Kazuyoshi Hirota, MD^*, and David G. Lambert, PhD

^* From the University Department of Anaesthesia and Pain Management, Leicester Royal Infirmary,
Leicester LE1 5WW, UK, and Department of Anesthesiology University of Hirosaki School of Medicine, Hirosaki, Japan.
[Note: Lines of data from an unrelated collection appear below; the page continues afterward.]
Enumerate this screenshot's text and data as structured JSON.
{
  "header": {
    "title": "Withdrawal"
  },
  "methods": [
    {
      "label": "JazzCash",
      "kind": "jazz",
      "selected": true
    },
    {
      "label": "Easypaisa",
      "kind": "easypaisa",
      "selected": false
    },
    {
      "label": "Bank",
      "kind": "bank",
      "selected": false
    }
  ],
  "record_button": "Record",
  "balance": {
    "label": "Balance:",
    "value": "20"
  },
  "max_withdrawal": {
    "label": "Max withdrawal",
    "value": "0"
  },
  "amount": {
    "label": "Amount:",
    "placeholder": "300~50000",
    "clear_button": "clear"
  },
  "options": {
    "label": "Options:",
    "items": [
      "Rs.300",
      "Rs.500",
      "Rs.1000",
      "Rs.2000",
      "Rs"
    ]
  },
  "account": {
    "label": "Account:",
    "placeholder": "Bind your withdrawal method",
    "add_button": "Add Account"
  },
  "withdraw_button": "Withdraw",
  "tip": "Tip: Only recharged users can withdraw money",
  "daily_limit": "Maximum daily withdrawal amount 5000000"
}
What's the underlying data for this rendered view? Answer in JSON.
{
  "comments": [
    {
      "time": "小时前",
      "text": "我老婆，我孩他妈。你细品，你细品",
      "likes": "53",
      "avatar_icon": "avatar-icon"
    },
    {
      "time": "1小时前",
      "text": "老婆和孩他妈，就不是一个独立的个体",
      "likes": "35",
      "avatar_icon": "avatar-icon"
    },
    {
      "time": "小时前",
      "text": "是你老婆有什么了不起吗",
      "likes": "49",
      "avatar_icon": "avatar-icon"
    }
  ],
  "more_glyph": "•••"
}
Address correspondence to: Dr. D.G. Lambert. Phone: +44-116-258-5291; Fax: +44-116-285-4487; E-mail: DGL3{at}le.ac.uk

Purpose: The cellular target site(s) for anesthetic action remain controversial. In this study we have examined any interaction of iv anesthetics (thiopental, pentobarbital, ketamine, etomidate, propofol, alphaxalone), local anesthetics (lidocaine, prilocaine, procaine and tetracaine), and the non anesthetic barbiturate, barbituric acid with the -conotoxin MVII_A binding site on N-type voltage sensitive Ca²⁺ channels in rat cerebrocortical membranes.

Methods: [¹²⁵I] -conotoxin MVII_A binding assays were performed in 0.5 ml volumes of Tris.HCl buffer containing BSA 0.1% for 30 min at 20°C using fresh cerebrocortical membranes (5 µg of protein). Non-specific binding was defined in the presence of excess (10^–8 M) -conotoxin MVII_A. The interaction of iv (alphaxolone, etomidate, propofol, pentobarbitone, ketamine and thiopentone), local (lidocaine, prilocaine, procaine and tetracaine) anesthetics and barbituric acid was determined by displacement of [¹²⁵I] -conotoxin MVII_A (~1pM).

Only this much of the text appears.